As museums continue to develop more sophisticated techniques for managing and analyzing cultural data, many are beginning to encounter challenges when trying to deal with the nuances of language and automated processing tools.  How might user-generated comments be harvested and processed to determine the nature of the comment?  Is it possible to use existing collection documentation to derive relations between similar objects?  How can we train systems to automatically recognize (disambiguate) different meanings of the same word? Can automated language processing lead to more compelling browsing interfaces for online collections?

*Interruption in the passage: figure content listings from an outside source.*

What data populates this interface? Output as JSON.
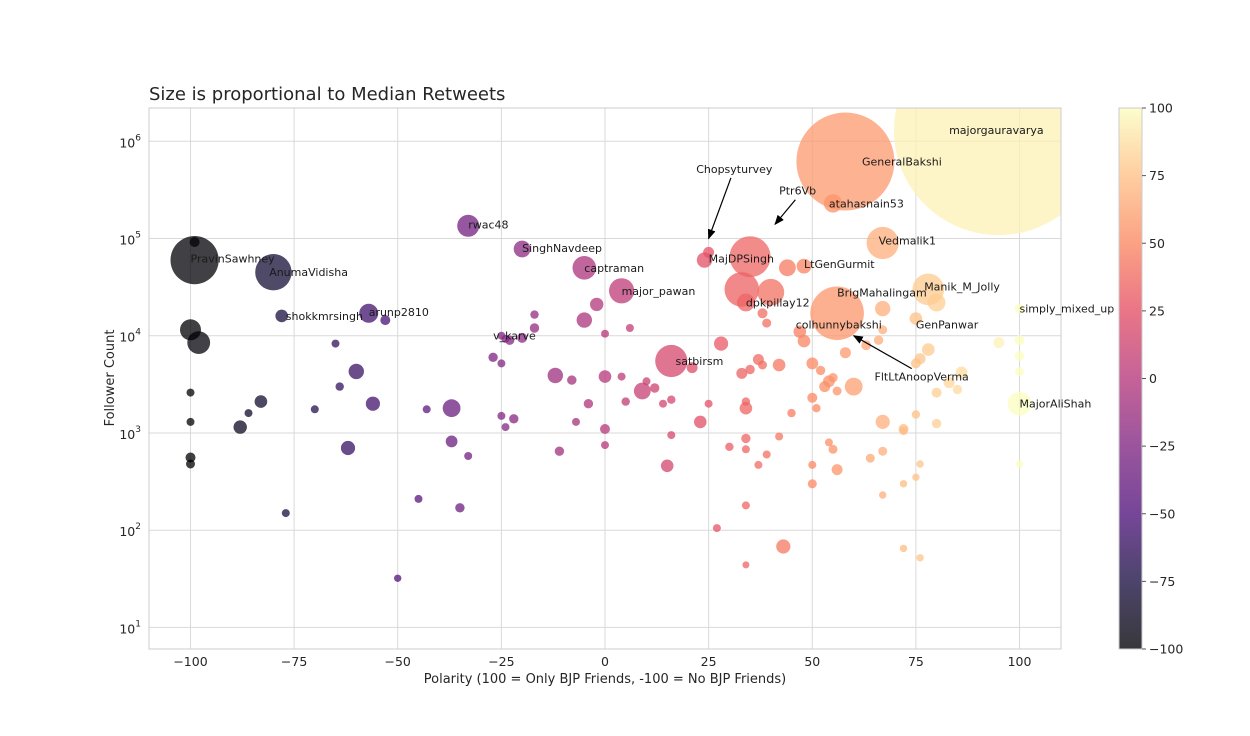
{
  "chart_data": {
    "type": "scatter",
    "title": "Size is proportional to Median Retweets",
    "xlabel": "Polarity (100 = Only BJP Friends, -100 = No BJP Friends)",
    "ylabel": "Follower Count",
    "xlim": [
      -110,
      110
    ],
    "ylim": [
      6,
      2200000
    ],
    "yscale": "log",
    "grid": true,
    "x_ticks": [
      {
        "value": -100,
        "label": "−100"
      },
      {
        "value": -75,
        "label": "−75"
      },
      {
        "value": -50,
        "label": "−50"
      },
      {
        "value": -25,
        "label": "−25"
      },
      {
        "value": 0,
        "label": "0"
      },
      {
        "value": 25,
        "label": "25"
      },
      {
        "value": 50,
        "label": "50"
      },
      {
        "value": 75,
        "label": "75"
      },
      {
        "value": 100,
        "label": "100"
      }
    ],
    "y_ticks": [
      {
        "value": 10,
        "base": "10",
        "exp": "1"
      },
      {
        "value": 100,
        "base": "10",
        "exp": "2"
      },
      {
        "value": 1000,
        "base": "10",
        "exp": "3"
      },
      {
        "value": 10000,
        "base": "10",
        "exp": "4"
      },
      {
        "value": 100000,
        "base": "10",
        "exp": "5"
      },
      {
        "value": 1000000,
        "base": "10",
        "exp": "6"
      }
    ],
    "colorbar": {
      "colormap": "magma",
      "min": -100,
      "max": 100,
      "ticks": [
        {
          "value": 100,
          "label": "100"
        },
        {
          "value": 75,
          "label": "75"
        },
        {
          "value": 50,
          "label": "50"
        },
        {
          "value": 25,
          "label": "25"
        },
        {
          "value": 0,
          "label": "0"
        },
        {
          "value": -25,
          "label": "−25"
        },
        {
          "value": -50,
          "label": "−50"
        },
        {
          "value": -75,
          "label": "−75"
        },
        {
          "value": -100,
          "label": "−100"
        }
      ]
    },
    "points": [
      {
        "x": 95,
        "y": 1300000,
        "s": 11000
      },
      {
        "x": 58,
        "y": 620000,
        "s": 2400
      },
      {
        "x": 55,
        "y": 230000,
        "s": 85
      },
      {
        "x": 67,
        "y": 90000,
        "s": 260
      },
      {
        "x": 35,
        "y": 65000,
        "s": 420
      },
      {
        "x": 44,
        "y": 50000,
        "s": 70
      },
      {
        "x": 48,
        "y": 52000,
        "s": 55
      },
      {
        "x": 25,
        "y": 72000,
        "s": 30
      },
      {
        "x": 24,
        "y": 60000,
        "s": 60
      },
      {
        "x": 33,
        "y": 30000,
        "s": 300
      },
      {
        "x": 40,
        "y": 28000,
        "s": 180
      },
      {
        "x": 34,
        "y": 22000,
        "s": 80
      },
      {
        "x": 56,
        "y": 17000,
        "s": 720
      },
      {
        "x": 78,
        "y": 30000,
        "s": 250
      },
      {
        "x": 80,
        "y": 22000,
        "s": 80
      },
      {
        "x": 67,
        "y": 19000,
        "s": 60
      },
      {
        "x": 75,
        "y": 15000,
        "s": 40
      },
      {
        "x": 100,
        "y": 19000,
        "s": 22
      },
      {
        "x": 100,
        "y": 9000,
        "s": 25
      },
      {
        "x": 95,
        "y": 8500,
        "s": 30
      },
      {
        "x": 100,
        "y": 6200,
        "s": 22
      },
      {
        "x": 100,
        "y": 4300,
        "s": 20
      },
      {
        "x": 100,
        "y": 2000,
        "s": 140
      },
      {
        "x": 100,
        "y": 480,
        "s": 14
      },
      {
        "x": 78,
        "y": 7200,
        "s": 40
      },
      {
        "x": 76,
        "y": 5800,
        "s": 30
      },
      {
        "x": 75,
        "y": 5200,
        "s": 25
      },
      {
        "x": 86,
        "y": 4200,
        "s": 35
      },
      {
        "x": 83,
        "y": 3300,
        "s": 30
      },
      {
        "x": 80,
        "y": 2600,
        "s": 25
      },
      {
        "x": 85,
        "y": 2800,
        "s": 22
      },
      {
        "x": 72,
        "y": 1100,
        "s": 25
      },
      {
        "x": 75,
        "y": 1550,
        "s": 18
      },
      {
        "x": 80,
        "y": 1250,
        "s": 22
      },
      {
        "x": 67,
        "y": 1300,
        "s": 50
      },
      {
        "x": 72,
        "y": 1050,
        "s": 18
      },
      {
        "x": 67,
        "y": 650,
        "s": 20
      },
      {
        "x": 64,
        "y": 550,
        "s": 20
      },
      {
        "x": 76,
        "y": 480,
        "s": 14
      },
      {
        "x": 75,
        "y": 350,
        "s": 14
      },
      {
        "x": 72,
        "y": 300,
        "s": 14
      },
      {
        "x": 67,
        "y": 230,
        "s": 14
      },
      {
        "x": 72,
        "y": 65,
        "s": 14
      },
      {
        "x": 76,
        "y": 52,
        "s": 14
      },
      {
        "x": 60,
        "y": 3000,
        "s": 80
      },
      {
        "x": 54,
        "y": 3400,
        "s": 35
      },
      {
        "x": 53,
        "y": 3000,
        "s": 30
      },
      {
        "x": 55,
        "y": 3700,
        "s": 22
      },
      {
        "x": 52,
        "y": 4400,
        "s": 22
      },
      {
        "x": 50,
        "y": 5200,
        "s": 35
      },
      {
        "x": 50,
        "y": 2300,
        "s": 25
      },
      {
        "x": 56,
        "y": 2700,
        "s": 20
      },
      {
        "x": 51,
        "y": 1800,
        "s": 18
      },
      {
        "x": 58,
        "y": 6700,
        "s": 30
      },
      {
        "x": 63,
        "y": 8000,
        "s": 25
      },
      {
        "x": 66,
        "y": 9000,
        "s": 22
      },
      {
        "x": 67,
        "y": 11500,
        "s": 20
      },
      {
        "x": 47,
        "y": 11000,
        "s": 40
      },
      {
        "x": 48,
        "y": 8800,
        "s": 40
      },
      {
        "x": 38,
        "y": 17000,
        "s": 25
      },
      {
        "x": 39,
        "y": 13500,
        "s": 20
      },
      {
        "x": 28,
        "y": 8300,
        "s": 50
      },
      {
        "x": 37,
        "y": 5700,
        "s": 30
      },
      {
        "x": 38,
        "y": 5000,
        "s": 20
      },
      {
        "x": 42,
        "y": 5000,
        "s": 40
      },
      {
        "x": 35,
        "y": 4500,
        "s": 22
      },
      {
        "x": 33,
        "y": 4100,
        "s": 30
      },
      {
        "x": 34,
        "y": 1800,
        "s": 40
      },
      {
        "x": 34,
        "y": 2100,
        "s": 18
      },
      {
        "x": 45,
        "y": 1600,
        "s": 18
      },
      {
        "x": 42,
        "y": 920,
        "s": 16
      },
      {
        "x": 34,
        "y": 880,
        "s": 22
      },
      {
        "x": 30,
        "y": 720,
        "s": 18
      },
      {
        "x": 34,
        "y": 680,
        "s": 16
      },
      {
        "x": 39,
        "y": 600,
        "s": 16
      },
      {
        "x": 37,
        "y": 470,
        "s": 16
      },
      {
        "x": 50,
        "y": 470,
        "s": 16
      },
      {
        "x": 56,
        "y": 420,
        "s": 30
      },
      {
        "x": 54,
        "y": 800,
        "s": 16
      },
      {
        "x": 55,
        "y": 680,
        "s": 20
      },
      {
        "x": 50,
        "y": 300,
        "s": 20
      },
      {
        "x": 34,
        "y": 180,
        "s": 16
      },
      {
        "x": 27,
        "y": 105,
        "s": 16
      },
      {
        "x": 43,
        "y": 68,
        "s": 50
      },
      {
        "x": 34,
        "y": 44,
        "s": 12
      },
      {
        "x": 23,
        "y": 1300,
        "s": 40
      },
      {
        "x": 25,
        "y": 2000,
        "s": 16
      },
      {
        "x": 16,
        "y": 5500,
        "s": 260
      },
      {
        "x": 21,
        "y": 4700,
        "s": 30
      },
      {
        "x": 9,
        "y": 2700,
        "s": 70
      },
      {
        "x": 12,
        "y": 2900,
        "s": 22
      },
      {
        "x": 5,
        "y": 2100,
        "s": 18
      },
      {
        "x": 10,
        "y": 3400,
        "s": 16
      },
      {
        "x": 14,
        "y": 2000,
        "s": 16
      },
      {
        "x": 16,
        "y": 2200,
        "s": 18
      },
      {
        "x": 16,
        "y": 950,
        "s": 16
      },
      {
        "x": 15,
        "y": 460,
        "s": 40
      },
      {
        "x": 0,
        "y": 3800,
        "s": 40
      },
      {
        "x": 0,
        "y": 1100,
        "s": 25
      },
      {
        "x": 0,
        "y": 750,
        "s": 16
      },
      {
        "x": 4,
        "y": 29000,
        "s": 160
      },
      {
        "x": -5,
        "y": 50000,
        "s": 140
      },
      {
        "x": -2,
        "y": 21000,
        "s": 45
      },
      {
        "x": -5,
        "y": 14500,
        "s": 60
      },
      {
        "x": 0,
        "y": 10500,
        "s": 16
      },
      {
        "x": 6,
        "y": 12000,
        "s": 16
      },
      {
        "x": 4,
        "y": 3800,
        "s": 16
      },
      {
        "x": -4,
        "y": 2000,
        "s": 22
      },
      {
        "x": -7,
        "y": 1300,
        "s": 16
      },
      {
        "x": -11,
        "y": 650,
        "s": 22
      },
      {
        "x": -8,
        "y": 3500,
        "s": 22
      },
      {
        "x": -12,
        "y": 3900,
        "s": 60
      },
      {
        "x": -20,
        "y": 78000,
        "s": 70
      },
      {
        "x": -33,
        "y": 135000,
        "s": 120
      },
      {
        "x": -17,
        "y": 16500,
        "s": 18
      },
      {
        "x": -17,
        "y": 12000,
        "s": 22
      },
      {
        "x": -20,
        "y": 9500,
        "s": 25
      },
      {
        "x": -23,
        "y": 9000,
        "s": 22
      },
      {
        "x": -25,
        "y": 10000,
        "s": 16
      },
      {
        "x": -24,
        "y": 9300,
        "s": 16
      },
      {
        "x": -27,
        "y": 6000,
        "s": 22
      },
      {
        "x": -25,
        "y": 5200,
        "s": 16
      },
      {
        "x": -22,
        "y": 1400,
        "s": 22
      },
      {
        "x": -25,
        "y": 1500,
        "s": 16
      },
      {
        "x": -24,
        "y": 1150,
        "s": 16
      },
      {
        "x": -37,
        "y": 1800,
        "s": 80
      },
      {
        "x": -37,
        "y": 820,
        "s": 35
      },
      {
        "x": -33,
        "y": 580,
        "s": 16
      },
      {
        "x": -35,
        "y": 170,
        "s": 22
      },
      {
        "x": -45,
        "y": 210,
        "s": 16
      },
      {
        "x": -43,
        "y": 1750,
        "s": 16
      },
      {
        "x": -50,
        "y": 32,
        "s": 14
      },
      {
        "x": -57,
        "y": 17000,
        "s": 90
      },
      {
        "x": -53,
        "y": 14500,
        "s": 25
      },
      {
        "x": -60,
        "y": 4300,
        "s": 60
      },
      {
        "x": -56,
        "y": 2000,
        "s": 50
      },
      {
        "x": -62,
        "y": 700,
        "s": 50
      },
      {
        "x": -64,
        "y": 3000,
        "s": 18
      },
      {
        "x": -65,
        "y": 8300,
        "s": 16
      },
      {
        "x": -70,
        "y": 1750,
        "s": 16
      },
      {
        "x": -78,
        "y": 16000,
        "s": 40
      },
      {
        "x": -80,
        "y": 45000,
        "s": 330
      },
      {
        "x": -99,
        "y": 60000,
        "s": 580
      },
      {
        "x": -99,
        "y": 92000,
        "s": 25
      },
      {
        "x": -100,
        "y": 11500,
        "s": 110
      },
      {
        "x": -98,
        "y": 8500,
        "s": 130
      },
      {
        "x": -100,
        "y": 2600,
        "s": 16
      },
      {
        "x": -100,
        "y": 1300,
        "s": 16
      },
      {
        "x": -100,
        "y": 560,
        "s": 25
      },
      {
        "x": -100,
        "y": 480,
        "s": 20
      },
      {
        "x": -83,
        "y": 2100,
        "s": 40
      },
      {
        "x": -86,
        "y": 1600,
        "s": 16
      },
      {
        "x": -88,
        "y": 1150,
        "s": 45
      },
      {
        "x": -77,
        "y": 150,
        "s": 16
      }
    ],
    "labels": [
      {
        "text": "majorgauravarya",
        "x": 83,
        "y": 1300000
      },
      {
        "text": "GeneralBakshi",
        "x": 62,
        "y": 620000
      },
      {
        "text": "atahasnain53",
        "x": 54,
        "y": 230000
      },
      {
        "text": "Vedmalik1",
        "x": 66,
        "y": 95000
      },
      {
        "text": "LtGenGurmit",
        "x": 48,
        "y": 55000
      },
      {
        "text": "MajDPSingh",
        "x": 25,
        "y": 62000
      },
      {
        "text": "BrigMahalingam",
        "x": 56,
        "y": 28000
      },
      {
        "text": "Manik_M_Jolly",
        "x": 77,
        "y": 32000
      },
      {
        "text": "dpkpillay12",
        "x": 34,
        "y": 22000
      },
      {
        "text": "simply_mixed_up",
        "x": 100,
        "y": 19000
      },
      {
        "text": "colhunnybakshi",
        "x": 46,
        "y": 13000
      },
      {
        "text": "GenPanwar",
        "x": 75,
        "y": 13000
      },
      {
        "text": "satbirsm",
        "x": 17,
        "y": 5500
      },
      {
        "text": "MajorAliShah",
        "x": 100,
        "y": 2000
      },
      {
        "text": "captraman",
        "x": -5,
        "y": 50000
      },
      {
        "text": "major_pawan",
        "x": 4,
        "y": 29000
      },
      {
        "text": "SinghNavdeep",
        "x": -20,
        "y": 80000
      },
      {
        "text": "rwac48",
        "x": -33,
        "y": 140000
      },
      {
        "text": "PravinSawhney",
        "x": -100,
        "y": 62000
      },
      {
        "text": "AnumaVidisha",
        "x": -81,
        "y": 45000
      },
      {
        "text": "shokkmrsingh",
        "x": -77,
        "y": 16000
      },
      {
        "text": "arunp2810",
        "x": -57,
        "y": 17500
      },
      {
        "text": "v_karve",
        "x": -27,
        "y": 10000
      }
    ],
    "arrows": [
      {
        "text": "Chopsyturvey",
        "text_x": 22,
        "text_y": 520000,
        "to_x": 25,
        "to_y": 100000
      },
      {
        "text": "Ptr6Vb",
        "text_x": 42,
        "text_y": 310000,
        "to_x": 41,
        "to_y": 140000
      },
      {
        "text": "FltLtAnoopVerma",
        "text_x": 65,
        "text_y": 3800,
        "to_x": 60,
        "to_y": 10000
      }
    ]
  }
}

Luckily, a good deal of expertise and tools exist within the field of computational linguistics that can be applied to these problems to achieve meaningful results.  Informed by previous work in computational linguistics and relevant project experience, the authors will address a number of these questions providing insight about how answers to impact museum practice might be found. Authors will share tools and resources that museum software developers can use to prototype and experiment with these techniques - without being experts in language processing themselves.  In addition, the authors will describe the work of the T3: Text, Tags, Trust research project and how they have applied these tools to a large shared dataset of object metadata and social tags collected by the project. 

Specific challenges regarding batch-processing tools and large datasets will be addressed.  Best practices and algorithms will be shared for dealing with a number of sticky issues. Directions for future research and promising application areas will be also be discussed.